Whether a lower recipient survival rate resulting from more liberal expansion of patient selection criteria should be accepted for LDLT in the treatment of HCC is a complex ethical question. To a living donor and the recipient, a lower recipient survival rate may be acceptable; the liver graft can be considered a gift dedicated from one to the other, and the recipient, by accepting the gift, is not depriving other LT candidates of a chance of transplantation. Nonetheless, too low a recipient survival rate could render the liver graft donation futile. A survey showed that patients and their relatives are often willing to accept higher risks and poorer recipient outcomes, whereas the transplant team is not [29]. LDLT could expedite the treatment of HCC [30], but such procedures are often carried out before the HCC can be categorized to identify aggressive and rapidly progressing tumors.
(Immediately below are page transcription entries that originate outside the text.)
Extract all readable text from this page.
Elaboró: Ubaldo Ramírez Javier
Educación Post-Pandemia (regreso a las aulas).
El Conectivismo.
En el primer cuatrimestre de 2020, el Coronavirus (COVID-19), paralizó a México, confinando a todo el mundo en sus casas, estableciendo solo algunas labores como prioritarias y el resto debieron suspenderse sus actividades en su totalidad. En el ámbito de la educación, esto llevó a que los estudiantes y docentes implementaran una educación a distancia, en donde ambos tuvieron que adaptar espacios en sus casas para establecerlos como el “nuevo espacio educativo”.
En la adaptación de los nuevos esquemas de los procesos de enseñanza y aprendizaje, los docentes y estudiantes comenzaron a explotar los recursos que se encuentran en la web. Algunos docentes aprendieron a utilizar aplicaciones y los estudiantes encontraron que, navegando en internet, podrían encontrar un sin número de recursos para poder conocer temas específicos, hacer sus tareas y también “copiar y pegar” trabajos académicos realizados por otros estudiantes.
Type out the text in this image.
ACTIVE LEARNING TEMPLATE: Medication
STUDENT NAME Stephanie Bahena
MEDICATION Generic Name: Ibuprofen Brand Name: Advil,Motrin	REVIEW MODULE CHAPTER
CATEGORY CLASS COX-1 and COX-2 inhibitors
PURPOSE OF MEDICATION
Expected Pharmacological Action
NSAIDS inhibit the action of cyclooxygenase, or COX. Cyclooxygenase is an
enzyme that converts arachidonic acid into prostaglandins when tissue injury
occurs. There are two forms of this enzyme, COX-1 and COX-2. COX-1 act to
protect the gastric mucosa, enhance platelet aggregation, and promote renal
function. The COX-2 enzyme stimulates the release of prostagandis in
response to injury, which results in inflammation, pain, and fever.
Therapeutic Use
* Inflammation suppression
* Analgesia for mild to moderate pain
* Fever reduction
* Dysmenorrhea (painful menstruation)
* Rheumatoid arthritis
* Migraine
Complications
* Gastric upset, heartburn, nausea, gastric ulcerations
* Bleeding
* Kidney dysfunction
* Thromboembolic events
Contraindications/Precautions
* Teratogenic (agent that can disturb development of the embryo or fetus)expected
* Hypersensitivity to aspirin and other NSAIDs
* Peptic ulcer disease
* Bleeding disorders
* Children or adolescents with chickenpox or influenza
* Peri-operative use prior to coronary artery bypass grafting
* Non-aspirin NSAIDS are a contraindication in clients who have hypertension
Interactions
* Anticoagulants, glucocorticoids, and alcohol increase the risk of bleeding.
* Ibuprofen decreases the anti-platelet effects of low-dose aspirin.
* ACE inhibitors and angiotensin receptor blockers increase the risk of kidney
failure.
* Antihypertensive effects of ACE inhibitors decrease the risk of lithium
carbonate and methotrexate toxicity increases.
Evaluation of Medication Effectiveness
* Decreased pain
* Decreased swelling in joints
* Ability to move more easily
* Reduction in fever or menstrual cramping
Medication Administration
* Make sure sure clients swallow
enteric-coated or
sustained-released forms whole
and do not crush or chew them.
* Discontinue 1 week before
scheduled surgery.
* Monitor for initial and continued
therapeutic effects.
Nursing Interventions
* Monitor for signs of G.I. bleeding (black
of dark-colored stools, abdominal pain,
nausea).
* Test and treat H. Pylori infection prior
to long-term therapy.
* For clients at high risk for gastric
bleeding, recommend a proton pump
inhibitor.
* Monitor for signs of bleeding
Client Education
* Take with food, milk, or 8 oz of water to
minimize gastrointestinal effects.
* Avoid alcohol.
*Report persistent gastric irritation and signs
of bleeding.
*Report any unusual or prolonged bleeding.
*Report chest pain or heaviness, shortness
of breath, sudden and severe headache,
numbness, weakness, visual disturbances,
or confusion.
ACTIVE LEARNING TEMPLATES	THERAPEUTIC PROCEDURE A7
Biological staging of HCCs with α-fetoprotein and PIVKA-II as biomarkers might help to identify aggressive lesions, which indicate poor survival after LDLT. Positron emission tomography using the tracer 18F-fluorodeoxyglucose (18F-FDG) is commonly employed to identify aggressive HCC lesions [31,32]. In a study, HCCs which were negative for 18F-FDG and slightly beyond the Asan criteria had a recurrence rate of less than 30% [33]. With modest expansions of patient selection criteria, satisfactory 5-year survival rates have been achieved at Asian transplant centers (table 1).
Table 1.
Criteria | Tumor size (cm) | Tumor number | Biomarkers | Overall survival |
---|---|---|---|---|
University of Hong Kong [30] | ≤6.5 | 1 | Not tested | 3-year 78% |
≤4.5 | ≤3 | 5-year 66% | ||
Chang Gung Hospital [21] | ≤6.5 | 1 | Not tested | 3-year 96% |
≤4.5 | ≤3 | 5-year 90% | ||
Asan Medical Center [16] | ≤5 | ≤6 | Not tested | 3-year 88% |
5-year 82% | ||||
University of Tokyo [15] | ≤5 | ≤5 | Not tested | 3-year 82% |
5-year 75% | ||||
Kyoto University [31] | ≤5 | ≤10 | PIVKA-II ≤400 mAU/ml | 5-year 87% |
Kyushu University [18] | ≤5 | No restriction | PIVKA-II <300 mAu/ml | 3-year 86% |
5-year 83% |
Summary and Conclusion
Careful and well-considered selection of patients is the key to success in LT for HCC. Although tumor size and tumor number are used to predict whether a transplantation would be successful, the weighting carried by these two parameters has not been determined. In addition to size and number, the morphology of HCC is also predictive of its behavior. Well-circumscribed lesions, in general, are less aggressive than those with poorly defined borders [34].
HCC patients on the waiting list for LT compete with liver failure patients. It is essential that the criteria used for selecting HCC patients for LT are easily applicable and fair to other transplant candidates. In Asia, where a large majority of LTs involve LDLT, more flexible criteria can be tested under careful clinical trial settings, and future policies and practice should be guided by the data so generated.